In between the crossroads and B.B. King's Museum, we stopped at the likely grave of Robert Johnson. I say likely because there are multiple sites out there that claim to be the last resting place of Johnson. Based on my research, the one at the Little Missionary Baptist Church in Greenwood, Mississippi seemed to be the most credible. The grave is towards the back of the cemetery, which sits to the left of the church itself. Look for the collection box next to the grave under a pecan tree. There is a sign describing Johnson's life at the entrance to the driveway to the property. That sign also describes a visit made by Led Zeppelin's Robert Plant to the site. Can you imagine driving around rural Mississippi looking for Johnson's grave and finding Robert Plant hanging out there when you arrived? 

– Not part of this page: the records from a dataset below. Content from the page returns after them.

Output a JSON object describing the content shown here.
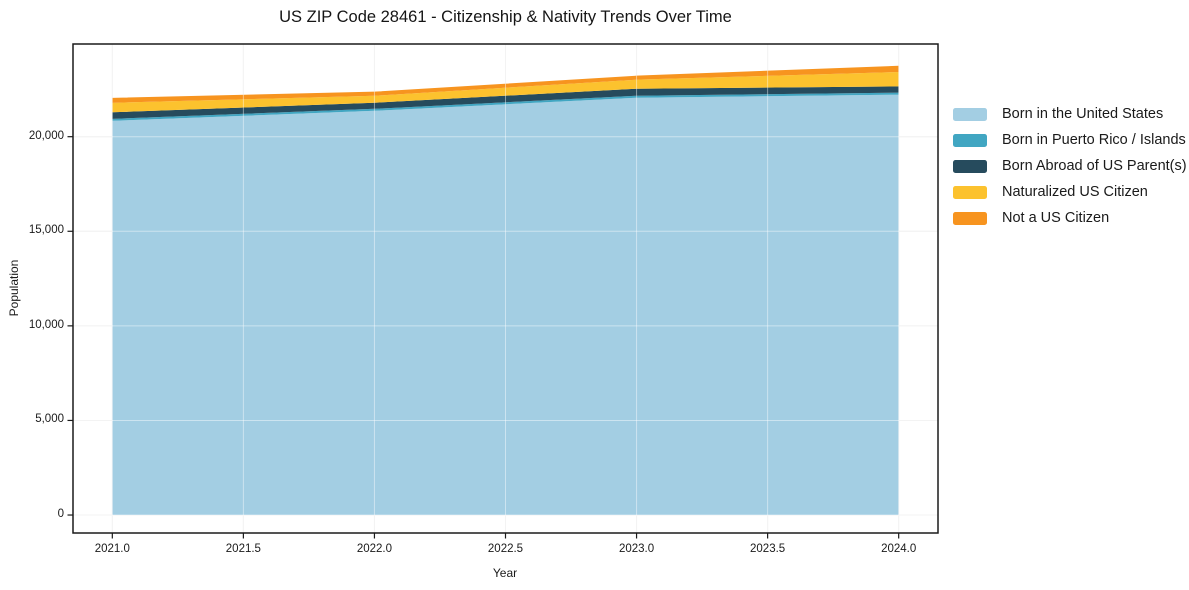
{
  "chart_data": {
    "type": "area",
    "stacked": true,
    "title": "US ZIP Code 28461 - Citizenship & Nativity Trends Over Time",
    "xlabel": "Year",
    "ylabel": "Population",
    "x": [
      2021,
      2022,
      2023,
      2024
    ],
    "series": [
      {
        "name": "Born in the United States",
        "color": "#a3cee3",
        "values": [
          20840,
          21370,
          22060,
          22220
        ]
      },
      {
        "name": "Born in Puerto Rico / Islands",
        "color": "#41a6c2",
        "values": [
          105,
          105,
          105,
          110
        ]
      },
      {
        "name": "Born Abroad of US Parent(s)",
        "color": "#264b5d",
        "values": [
          345,
          320,
          370,
          330
        ]
      },
      {
        "name": "Naturalized US Citizen",
        "color": "#fcc22e",
        "values": [
          500,
          370,
          480,
          760
        ]
      },
      {
        "name": "Not a US Citizen",
        "color": "#f7941f",
        "values": [
          265,
          215,
          210,
          330
        ]
      }
    ],
    "xticks": [
      2021.0,
      2021.5,
      2022.0,
      2022.5,
      2023.0,
      2023.5,
      2024.0
    ],
    "xtick_labels": [
      "2021.0",
      "2021.5",
      "2022.0",
      "2022.5",
      "2023.0",
      "2023.5",
      "2024.0"
    ],
    "yticks": [
      0,
      5000,
      10000,
      15000,
      20000
    ],
    "ytick_labels": [
      "0",
      "5,000",
      "10,000",
      "15,000",
      "20,000"
    ],
    "xlim": [
      2020.85,
      2024.15
    ],
    "ylim": [
      -950,
      24900
    ],
    "grid": true,
    "legend_position": "right-outside",
    "colors": {
      "spine": "#1a1a1a",
      "grid": "#e9e9e9",
      "text": "#1a1a1a",
      "background": "#ffffff"
    }
  }
}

Finally, some words about Beale Street. While pulling our itinerary together for this trip, I read some information online about the poor quality of music on Beale Street and that you might be better off going elsewhere in Memphis to hear some live music. While I agree that you might have to search a bit for the specific type of music you want to listen to, I found the quality of the music to be no different than what I listened to on my prior two trips to Memphis. And I found the music to be excellent on all three trips, although admittedly I found some venues to be less than satisfactory. If I were heading back to Memphis any time soon, I'd head straight for the outdoor venue at King's Palace Cafe and the indoor Blues City Band Box. I would avoid B.B. King's Blues Club (too many covers of classic rock rather than blues songs) and Rum Boogie Cafe (the bands here have not matched the quality I've found elsewhere on Beale Street). But there IS good music to be found on Beale Street.